No one. Not a single person. It hasn’t happened. Throughout the long history of humans applying sauce and cheese to fresh baked bread, there has never been an instance where the diner wished for there to be less toppings on her or his pizza. We refuse to accept this premise.
However, hypothetically speaking of course, if ever there was such a place—a pizzeria that lives only in the imagination of those who dream big, one whose pies are so over-laden with toppings as to prevent human hands from delivering mere pizza slices to mouths unassisted—that place is Shelly Pie. We were warned.
We’re Americans. We don’t like rules. Shelly Pie’s menu doesn’t exactly have strict rules, per se—the Page 1 instructions are more like disclaimers or warnings about what you’re getting into—but how much training and expectation-setting does a person need to order a pizza?
It’s no small amount, it turns out.
A Shelly Pie is a knife and fork pizza. It’s right there at the top of the quite literal list. Don’t try to pick this thing up, it will only break your heart. The overload of smouldering cheese and full arsenal of toppings just won’t hold up to being lifted off the plate in toto. While any one of Shelly’s eponymous pies will blow your mind, the laws of gravity still apply here.
The cold hard facts of a hot cheesy life don’t end with the use of silverware.

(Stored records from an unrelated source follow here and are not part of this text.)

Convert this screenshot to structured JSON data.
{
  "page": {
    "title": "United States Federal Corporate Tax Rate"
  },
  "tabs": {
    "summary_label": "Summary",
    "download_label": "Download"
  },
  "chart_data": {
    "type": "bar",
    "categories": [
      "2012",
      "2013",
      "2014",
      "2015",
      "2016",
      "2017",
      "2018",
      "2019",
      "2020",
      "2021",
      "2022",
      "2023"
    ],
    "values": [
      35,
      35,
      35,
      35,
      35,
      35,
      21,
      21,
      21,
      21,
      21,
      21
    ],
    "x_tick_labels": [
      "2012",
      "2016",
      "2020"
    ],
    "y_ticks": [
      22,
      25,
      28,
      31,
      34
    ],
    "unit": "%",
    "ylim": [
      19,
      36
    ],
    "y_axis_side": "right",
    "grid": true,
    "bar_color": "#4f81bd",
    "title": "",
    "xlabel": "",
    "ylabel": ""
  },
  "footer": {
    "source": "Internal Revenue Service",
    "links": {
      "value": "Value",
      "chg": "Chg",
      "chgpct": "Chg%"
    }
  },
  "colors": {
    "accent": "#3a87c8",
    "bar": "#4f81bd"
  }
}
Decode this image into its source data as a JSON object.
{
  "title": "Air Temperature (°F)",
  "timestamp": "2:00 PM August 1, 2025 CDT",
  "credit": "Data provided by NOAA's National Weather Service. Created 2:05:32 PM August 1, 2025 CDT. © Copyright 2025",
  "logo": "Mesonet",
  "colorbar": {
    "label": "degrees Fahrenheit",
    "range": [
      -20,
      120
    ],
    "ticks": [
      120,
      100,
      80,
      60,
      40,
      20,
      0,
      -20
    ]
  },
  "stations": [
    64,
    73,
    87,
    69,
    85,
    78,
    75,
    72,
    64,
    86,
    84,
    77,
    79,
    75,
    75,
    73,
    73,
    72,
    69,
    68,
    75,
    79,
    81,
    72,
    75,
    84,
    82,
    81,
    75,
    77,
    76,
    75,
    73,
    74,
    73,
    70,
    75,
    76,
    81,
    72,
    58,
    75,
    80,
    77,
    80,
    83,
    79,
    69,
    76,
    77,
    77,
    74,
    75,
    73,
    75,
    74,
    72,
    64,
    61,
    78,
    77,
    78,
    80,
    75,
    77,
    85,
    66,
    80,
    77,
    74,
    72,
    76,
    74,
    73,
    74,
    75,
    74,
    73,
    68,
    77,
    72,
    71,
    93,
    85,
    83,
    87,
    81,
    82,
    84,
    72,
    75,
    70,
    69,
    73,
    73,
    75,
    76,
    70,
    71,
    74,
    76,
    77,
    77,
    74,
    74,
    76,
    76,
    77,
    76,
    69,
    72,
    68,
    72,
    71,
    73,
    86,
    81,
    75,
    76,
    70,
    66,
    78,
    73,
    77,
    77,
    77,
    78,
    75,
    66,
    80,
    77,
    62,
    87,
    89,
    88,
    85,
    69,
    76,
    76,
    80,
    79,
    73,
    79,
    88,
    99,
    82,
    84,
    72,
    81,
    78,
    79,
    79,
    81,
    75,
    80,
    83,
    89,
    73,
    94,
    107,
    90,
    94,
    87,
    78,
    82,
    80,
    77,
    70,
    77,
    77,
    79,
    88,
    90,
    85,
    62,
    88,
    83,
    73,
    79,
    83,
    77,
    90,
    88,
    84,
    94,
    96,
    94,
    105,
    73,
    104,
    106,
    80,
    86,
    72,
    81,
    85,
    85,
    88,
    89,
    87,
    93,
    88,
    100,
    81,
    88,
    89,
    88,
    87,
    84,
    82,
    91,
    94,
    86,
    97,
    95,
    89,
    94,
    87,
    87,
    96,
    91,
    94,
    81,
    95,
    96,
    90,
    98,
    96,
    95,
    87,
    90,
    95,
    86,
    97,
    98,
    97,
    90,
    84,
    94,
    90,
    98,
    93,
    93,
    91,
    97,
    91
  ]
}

We use fresh vegetables. Know that a vegetable pizza will produce a lot of liquid. Fair enough—this from another of Shelly Pie’s FAQs. Neither our tomato & spinach pizza (below) nor the half green pepper (at top)—which must have contained an entire large pepper—had any noticeable storm runoff, but it must be true on a really heavy veggie pie or the notes wouldn’t have made it to the menu.
Our pizzas are unique in that no two pizzas look alike. A statement we confirmed with just our minimal sample size. Our cheeses are high in fat. When you add fatty meats to a pizza, it creates a lot of grease. Another bon mot from Shelly that really sets up There are times when the top crust will look dark. It’s not burnt. It’s charred.
The big one—that inconceivable scenario—hits you in the menu’s fourth bullet point: If the abundance of toppings is too much, ask for light toppings. Needless to say we neither requested light toppings nor were we disappointed in the abundance thereof for either entree.
A custom-ordered Shelly Pie isn’t so much flavored by its toppings as it hosts a convention attracting every free slice of pepperoni and unbooked green pepper east of metro Pittsburgh. They get down to business during the daytime and are ready to party all night long. Like the plumbers union meeting at David L. Lawrence Convention Center, participants in this Bacchanal won’t head home until they’ve done something they regret.
The toppings are extraordinarily generous—and delicious—but they in no way act as a smoke screen or distraction for inferior dough. Far from it. Shelly Pie’s admittedly irregular and “charred” crust bubbles and bulges but it’s as perfect a bed for pizza pie as this eater has ever had the pleasure to consume.
It’s been three weeks since our team ventured out to Turtle Creek on this reporting trip and, like an addictive drug, your author has fantasized about the next time he can inject Shelly Pie directly into his bloodstream, let his eyes roll back into his skull, and drift off into the abundance of another exquisite dream meal.
Getting there: Shelly Pie is located at 912 Penn Avenue in Turtle Creek and they’re open seven days a week for lunch and dinner, so all you have to figure out is breakfast.